I still remember the thrill of playing it for the first time, taking it out of that strikingly strange sleeve with the two businessmen shaking hands, one of them on fire, and placing it on the turntable, eager to engross myself in it.

The tension builds gradually and inexorably from that quiet, almost imperceptible beginning. You could see how long the song was going to be from the grooves in the disc and I recall wondering, that first time, whether the song might actually be instrumental for its entire 13-minute duration.

It’s not, but Gilmour’s vocals don’t come in for eight-and-a-half minutes, making it maybe the longest intro in rock history?

It creeps up on the listener with those gentle orchestral-sounding washes of synthesiser setting the scene like the quiet before the dawn, leading into the glorious arrival of Dave Gilmour’s piercing, plangent guitar, like a sunrise bursting through the darkest sky.
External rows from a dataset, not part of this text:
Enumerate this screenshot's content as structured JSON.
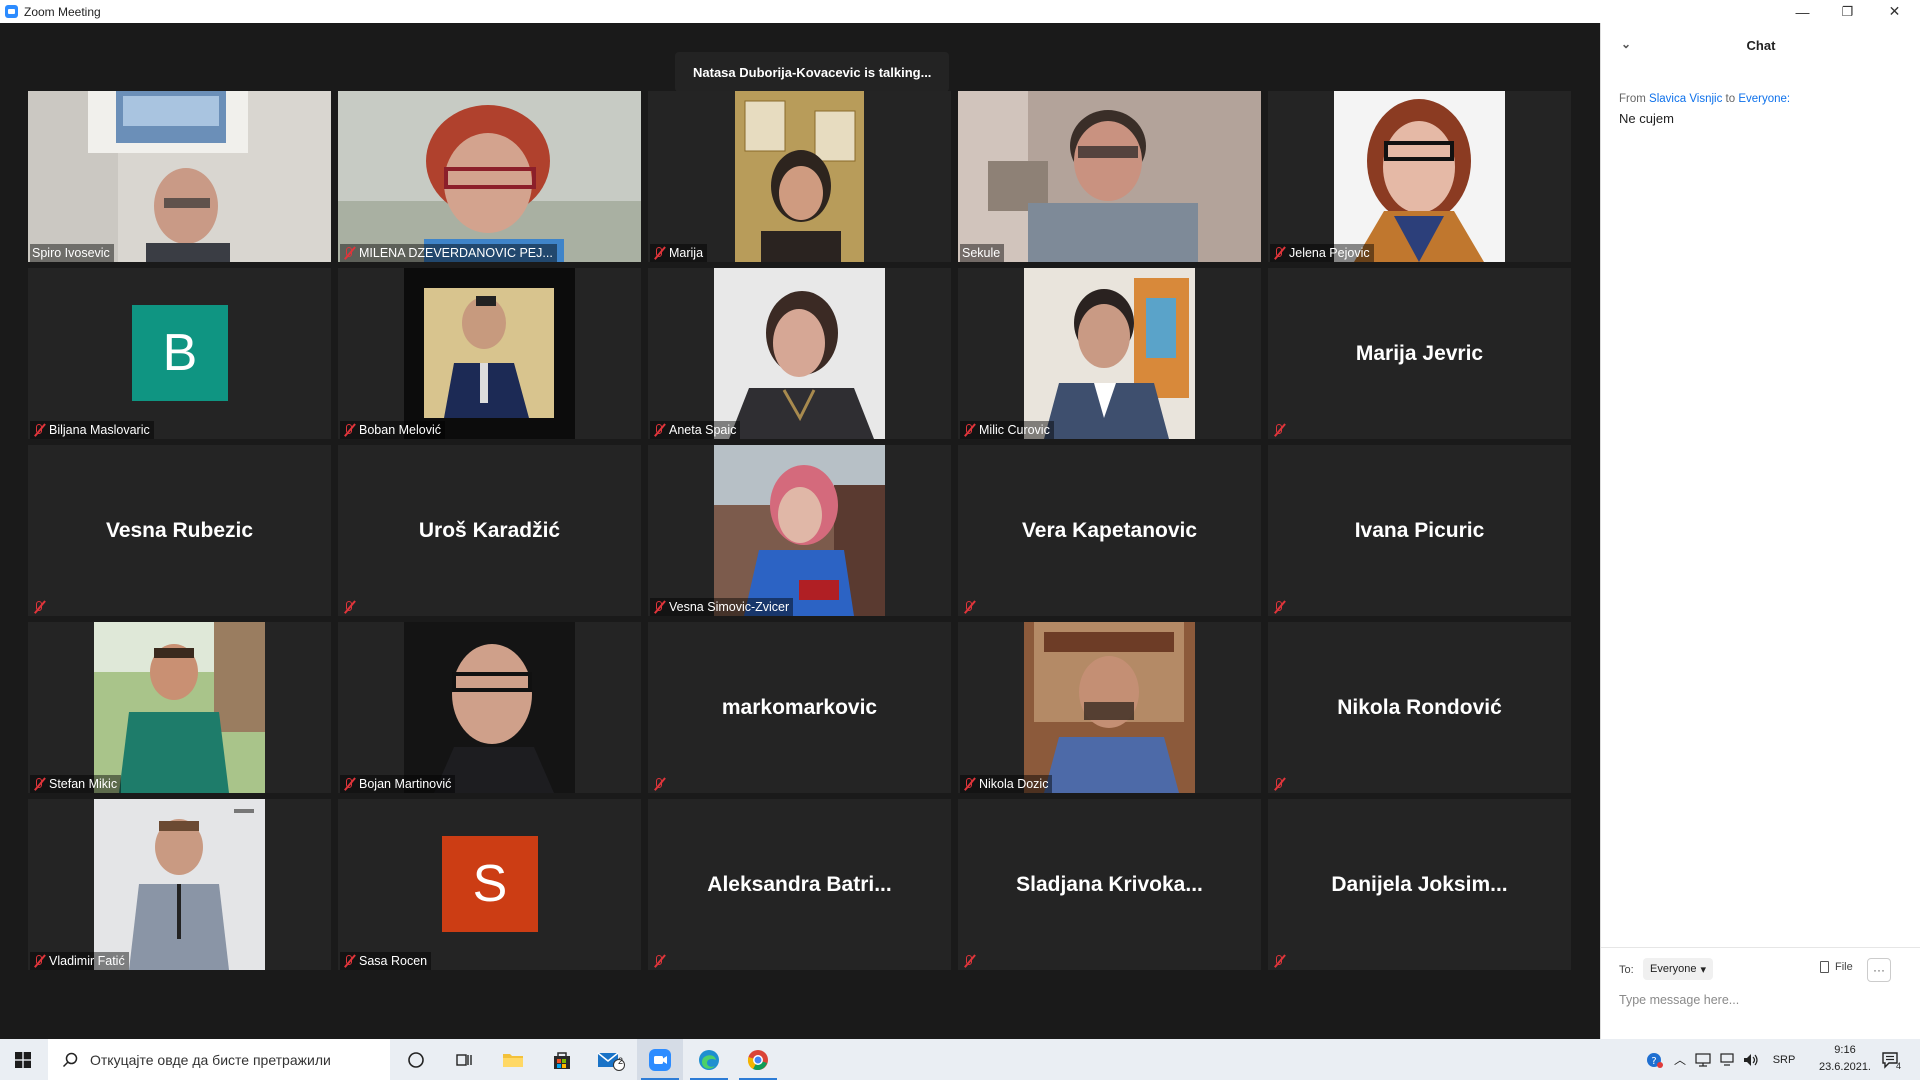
{
  "window": {
    "title": "Zoom Meeting",
    "minimize_glyph": "—",
    "restore_glyph": "❐",
    "close_glyph": "✕"
  },
  "meeting": {
    "talking_indicator": "Natasa Duborija-Kovacevic is talking..."
  },
  "participants": [
    {
      "name": "Spiro Ivosevic",
      "muted": false,
      "display": "photo"
    },
    {
      "name": "MILENA DZEVERDANOVIC PEJ...",
      "muted": true,
      "display": "photo"
    },
    {
      "name": "Marija",
      "muted": true,
      "display": "photo"
    },
    {
      "name": "Sekule",
      "muted": false,
      "display": "photo"
    },
    {
      "name": "Jelena Pejovic",
      "muted": true,
      "display": "photo"
    },
    {
      "name": "Biljana Maslovaric",
      "muted": true,
      "display": "avatar",
      "avatar_letter": "B",
      "avatar_color": "#0f9582"
    },
    {
      "name": "Boban Melović",
      "muted": true,
      "display": "photo"
    },
    {
      "name": "Aneta Spaic",
      "muted": true,
      "display": "photo"
    },
    {
      "name": "Milic Curovic",
      "muted": true,
      "display": "photo"
    },
    {
      "name": "",
      "display_name": "Marija Jevric",
      "muted": true,
      "display": "name"
    },
    {
      "name": "",
      "display_name": "Vesna Rubezic",
      "muted": true,
      "display": "name"
    },
    {
      "name": "",
      "display_name": "Uroš Karadžić",
      "muted": true,
      "display": "name"
    },
    {
      "name": "Vesna Simovic-Zvicer",
      "muted": true,
      "display": "photo"
    },
    {
      "name": "",
      "display_name": "Vera Kapetanovic",
      "muted": true,
      "display": "name"
    },
    {
      "name": "",
      "display_name": "Ivana Picuric",
      "muted": true,
      "display": "name"
    },
    {
      "name": "Stefan Mikic",
      "muted": true,
      "display": "photo"
    },
    {
      "name": "Bojan Martinović",
      "muted": true,
      "display": "photo"
    },
    {
      "name": "",
      "display_name": "markomarkovic",
      "muted": true,
      "display": "name"
    },
    {
      "name": "Nikola Dozic",
      "muted": true,
      "display": "photo"
    },
    {
      "name": "",
      "display_name": "Nikola Rondović",
      "muted": true,
      "display": "name"
    },
    {
      "name": "Vladimir Fatić",
      "muted": true,
      "display": "photo"
    },
    {
      "name": "Sasa Rocen",
      "muted": true,
      "display": "avatar",
      "avatar_letter": "S",
      "avatar_color": "#cc3d14"
    },
    {
      "name": "",
      "display_name": "Aleksandra  Batri...",
      "muted": true,
      "display": "name"
    },
    {
      "name": "",
      "display_name": "Sladjana  Krivoka...",
      "muted": true,
      "display": "name"
    },
    {
      "name": "",
      "display_name": "Danijela  Joksim...",
      "muted": true,
      "display": "name"
    }
  ],
  "chat": {
    "title": "Chat",
    "message": {
      "from_prefix": "From",
      "sender": "Slavica Visnjic",
      "to_word": "to",
      "recipient": "Everyone:",
      "text": "Ne cujem"
    },
    "to_label": "To:",
    "recipient_select": "Everyone",
    "file_label": "File",
    "more_label": "···",
    "input_placeholder": "Type message here..."
  },
  "taskbar": {
    "search_placeholder": "Откуцајте овде да бисте претражили",
    "mail_badge": "2",
    "language": "SRP",
    "time": "9:16",
    "date": "23.6.2021.",
    "notifications_count": "4"
  },
  "colors": {
    "accent_blue": "#0e71eb",
    "tile_bg": "#242424",
    "meeting_bg": "#1a1a1a",
    "mute_red": "#e0353b"
  }
}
I think I love his guitar tone more than anyone else’s. That liquefied sound, those bent notes; music that seems to my ears to convey emotion in a way words never could.

That introductory section is beautiful in its own right, but then the chiming arpeggio that introduces the second section, and the arrival of the rest of the band, with the drums takes it to another dimension. Then the vocals – a touching tribute to Syd Barrett – and finally the soaring sax solo. Perfection.

Some time the following year, having spent the summer working on a cider farm and the winter digging potatoes, I mentioned to my Dad that it had been a while since I’d seen Chris, who also taught me to play squash.

This was not unusual in Army life, where people were given new postings, often at short notice, and never seen again. My dad informed me curtly that Chris was not in the Army any more.

It turned out he had been caught “corrupting young recruits” and was no longer there. Not court-martialled then? “No, no, we wouldn’t want the publicity for that sort of thing,” Dad told me, explaining that he was instead quietly told that his services were no longer required by the British Army.

As the penny dropped, I asked what he was doing now. “I think he got a job with the Boy Scouts,” Dad replied.